2NaNO3 → 2NaNO2 + O2. From the equation above, what is the volume of oxygen produced at s.t.p. when 8.5g of 2NaNO3 is heated until no further gas is evolved...

2NaNO₃ → 2NaNO₂ + O₂. From the equation above, what is the volume of oxygen produced at s.t.p. when 8.5g of 2NaNO₃ is heated until no further gas is evolved? (2NaNO₃ = 85, molar volume of gases at s.t.p. = 22.4dm³)

Answer Details

The balanced chemical equation is 2NaNO₃ → 2NaNO₂ + O₂. It shows that 2 moles of NaNO₃ produces 1 mole of O₂. We are given 8.5g of 2NaNO₃. To find the number of moles, we divide the mass by the molar mass.
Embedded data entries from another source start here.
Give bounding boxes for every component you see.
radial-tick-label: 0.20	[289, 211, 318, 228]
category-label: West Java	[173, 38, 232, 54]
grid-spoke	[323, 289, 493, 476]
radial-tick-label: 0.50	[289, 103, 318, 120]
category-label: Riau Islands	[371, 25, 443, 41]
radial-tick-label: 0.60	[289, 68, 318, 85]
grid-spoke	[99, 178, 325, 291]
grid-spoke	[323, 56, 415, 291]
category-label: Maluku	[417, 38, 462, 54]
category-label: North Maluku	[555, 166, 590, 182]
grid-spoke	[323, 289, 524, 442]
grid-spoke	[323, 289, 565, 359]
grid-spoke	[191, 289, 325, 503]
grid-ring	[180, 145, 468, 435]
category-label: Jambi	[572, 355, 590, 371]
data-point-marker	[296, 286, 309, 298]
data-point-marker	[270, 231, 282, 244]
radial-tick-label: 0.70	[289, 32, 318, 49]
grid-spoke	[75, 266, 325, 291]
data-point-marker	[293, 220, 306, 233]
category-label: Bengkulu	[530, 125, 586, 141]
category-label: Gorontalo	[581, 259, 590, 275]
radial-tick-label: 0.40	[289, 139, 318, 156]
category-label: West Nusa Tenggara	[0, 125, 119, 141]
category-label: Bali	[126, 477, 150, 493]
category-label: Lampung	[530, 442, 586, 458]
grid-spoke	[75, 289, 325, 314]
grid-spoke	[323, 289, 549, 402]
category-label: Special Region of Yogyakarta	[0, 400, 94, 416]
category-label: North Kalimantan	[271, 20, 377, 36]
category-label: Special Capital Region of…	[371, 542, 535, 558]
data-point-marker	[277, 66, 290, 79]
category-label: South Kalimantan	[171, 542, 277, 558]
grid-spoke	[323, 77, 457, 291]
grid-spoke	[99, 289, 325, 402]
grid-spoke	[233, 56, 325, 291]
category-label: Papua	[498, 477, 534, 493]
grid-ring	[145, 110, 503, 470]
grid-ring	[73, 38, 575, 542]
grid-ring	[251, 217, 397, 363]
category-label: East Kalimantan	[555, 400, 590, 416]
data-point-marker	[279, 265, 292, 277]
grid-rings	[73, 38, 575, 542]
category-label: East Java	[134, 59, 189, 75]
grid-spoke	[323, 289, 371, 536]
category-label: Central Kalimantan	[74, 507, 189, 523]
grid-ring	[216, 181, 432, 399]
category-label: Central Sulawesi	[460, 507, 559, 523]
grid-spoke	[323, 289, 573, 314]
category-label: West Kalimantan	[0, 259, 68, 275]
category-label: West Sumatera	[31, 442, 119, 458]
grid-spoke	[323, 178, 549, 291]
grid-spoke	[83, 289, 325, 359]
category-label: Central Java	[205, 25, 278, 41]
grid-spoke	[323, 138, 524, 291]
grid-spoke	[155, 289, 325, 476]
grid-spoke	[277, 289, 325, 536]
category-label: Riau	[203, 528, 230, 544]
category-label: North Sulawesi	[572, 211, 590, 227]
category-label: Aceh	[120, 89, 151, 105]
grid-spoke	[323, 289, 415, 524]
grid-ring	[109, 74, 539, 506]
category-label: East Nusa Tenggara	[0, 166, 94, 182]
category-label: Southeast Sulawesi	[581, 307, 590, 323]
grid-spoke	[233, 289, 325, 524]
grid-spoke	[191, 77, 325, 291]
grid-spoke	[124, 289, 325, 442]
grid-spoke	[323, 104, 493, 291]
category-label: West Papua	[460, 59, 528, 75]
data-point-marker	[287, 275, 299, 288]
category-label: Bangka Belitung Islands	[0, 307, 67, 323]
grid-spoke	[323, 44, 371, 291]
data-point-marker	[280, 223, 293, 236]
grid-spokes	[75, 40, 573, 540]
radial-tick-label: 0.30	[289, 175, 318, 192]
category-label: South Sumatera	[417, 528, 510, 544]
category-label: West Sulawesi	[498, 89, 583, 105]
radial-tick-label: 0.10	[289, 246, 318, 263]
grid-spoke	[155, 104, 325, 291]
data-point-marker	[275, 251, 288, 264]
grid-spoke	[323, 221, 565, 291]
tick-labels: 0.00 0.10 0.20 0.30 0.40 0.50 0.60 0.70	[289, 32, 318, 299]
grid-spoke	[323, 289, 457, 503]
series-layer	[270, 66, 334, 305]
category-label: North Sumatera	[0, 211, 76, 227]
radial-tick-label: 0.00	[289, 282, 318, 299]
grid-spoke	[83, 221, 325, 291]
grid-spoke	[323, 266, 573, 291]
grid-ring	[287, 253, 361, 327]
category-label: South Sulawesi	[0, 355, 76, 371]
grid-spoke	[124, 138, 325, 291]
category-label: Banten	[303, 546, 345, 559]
Molar mass of 2NaNO₃ = (2 x 23) + 2(14 + 3x16) = 46 + 2(14 + 48) = 46 + 124 = 170g/mol. Number of moles of 2NaNO₃ = 8.5g / 170g/mol = 0.05mol. Since 2 moles of NaNO₃ produces 1 mole of O₂, the number of moles of O₂ produced is also 0.05mol. The molar volume of gases at s.t.p. is 22.4dm³/mol. Therefore, the volume of O₂ produced at s.t.p. is: Volume of O₂ = Number of moles x Molar volume of gases at s.t.p. = 0.05mol x 22.4dm³/mol = 1.12dm³ Therefore, the volume of oxygen produced at s.t.p. when 8.5g of 2NaNO₃ is heated until no further gas is evolved is 1.12dm³. Hence, the correct option is 1.12dm³.